Disassembly of section .fini:
...
The linker scans all input object files and then collects the information in all symbol tables to form a global symbol table. Then according to the relocation table, all codes whose jump addresses are uncertain are corrected according to the addresses stored in the symbol table. Finally, the corresponding sections of all target files are merged into the final executable code.
Windows OS: PE
- The executable file format of Windows is called PE (Portable Executable Format).
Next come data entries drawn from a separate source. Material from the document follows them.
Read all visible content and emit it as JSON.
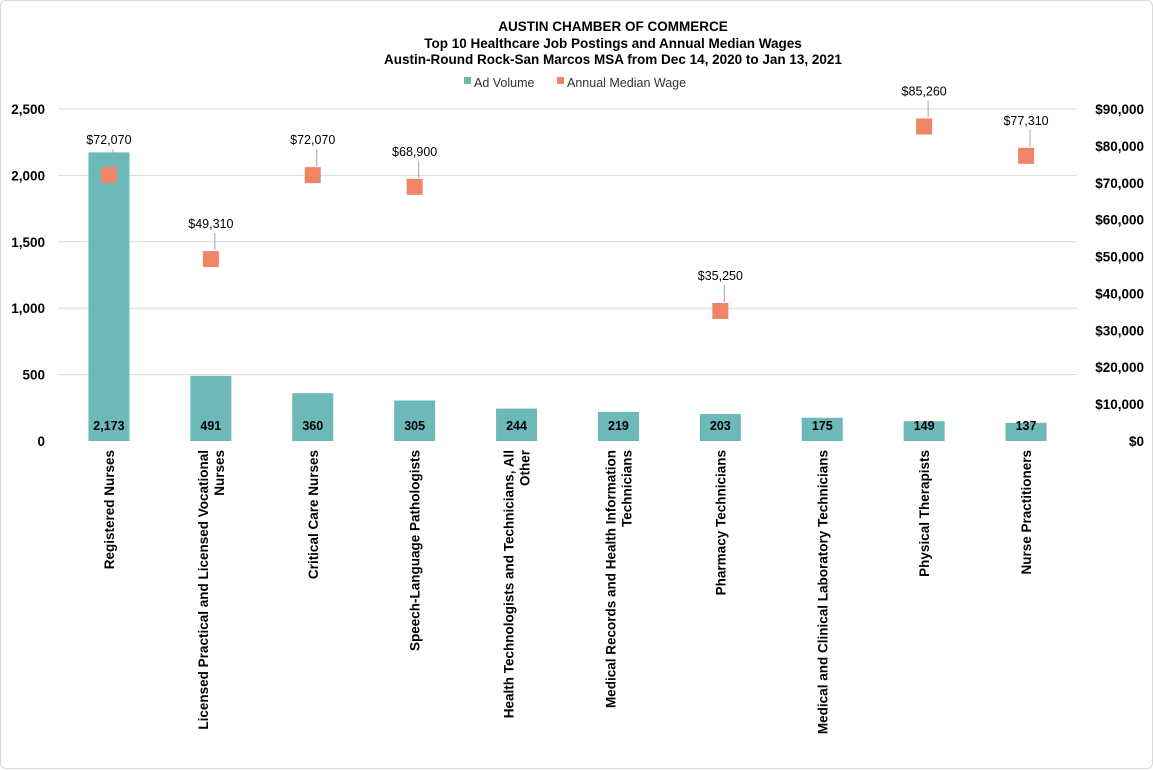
{
  "chart_data": {
    "type": "bar",
    "title": "AUSTIN CHAMBER OF COMMERCE",
    "subtitle_lines": [
      "Top 10 Healthcare Job Postings and Annual  Median Wages",
      "Austin-Round Rock-San Marcos MSA from Dec 14, 2020 to Jan 13, 2021"
    ],
    "categories": [
      [
        "Registered Nurses"
      ],
      [
        "Licensed Practical and Licensed Vocational",
        "Nurses"
      ],
      [
        "Critical Care Nurses"
      ],
      [
        "Speech-Language Pathologists"
      ],
      [
        "Health Technologists and Technicians, All",
        "Other"
      ],
      [
        "Medical Records and Health Information",
        "Technicians"
      ],
      [
        "Pharmacy Technicians"
      ],
      [
        "Medical and Clinical Laboratory Technicians"
      ],
      [
        "Physical Therapists"
      ],
      [
        "Nurse Practitioners"
      ]
    ],
    "series": [
      {
        "name": "Ad Volume",
        "type": "bar",
        "axis": "left",
        "color": "#6cb9b7",
        "values": [
          2173,
          491,
          360,
          305,
          244,
          219,
          203,
          175,
          149,
          137
        ],
        "labels": [
          "2,173",
          "491",
          "360",
          "305",
          "244",
          "219",
          "203",
          "175",
          "149",
          "137"
        ]
      },
      {
        "name": "Annual Median Wage",
        "type": "scatter",
        "marker": "square",
        "axis": "right",
        "color": "#f08466",
        "values": [
          72070,
          49310,
          72070,
          68900,
          null,
          null,
          35250,
          null,
          85260,
          77310
        ],
        "labels": [
          "$72,070",
          "$49,310",
          "$72,070",
          "$68,900",
          "",
          "",
          "$35,250",
          "",
          "$85,260",
          "$77,310"
        ]
      }
    ],
    "y_left": {
      "ylim": [
        0,
        2500
      ],
      "ticks": [
        0,
        500,
        1000,
        1500,
        2000,
        2500
      ],
      "tick_labels": [
        "0",
        "500",
        "1,000",
        "1,500",
        "2,000",
        "2,500"
      ]
    },
    "y_right": {
      "ylim": [
        0,
        90000
      ],
      "ticks": [
        0,
        10000,
        20000,
        30000,
        40000,
        50000,
        60000,
        70000,
        80000,
        90000
      ],
      "tick_labels": [
        "$0",
        "$10,000",
        "$20,000",
        "$30,000",
        "$40,000",
        "$50,000",
        "$60,000",
        "$70,000",
        "$80,000",
        "$90,000"
      ]
    },
    "xlabel": "",
    "ylabel": "",
    "grid": "horizontal",
    "legend_position": "top-center",
    "background": "#ffffff",
    "grid_color": "#d9d9d9"
  }
}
- The loader under Linux can only parse the ELF format and not the PE format.
How to make formats compatible under Windows system and Linux system?
- Wine, a well-known open source project under Linux, supports a loader compatible with PE format, allowing us to run Windows programs directly under Linux
- Windows also provides WSL, which is Windows Subsystem for Linux, which can parse and load files in ELF format
- Although various tools exist to achieve executable file format compatibility, the program also relies on dynamic link libraries, system calls, etc. provided by various operating systems themselves, and still needs to be adapted and tested for specific platforms. In other words, format compatibility is only the first step.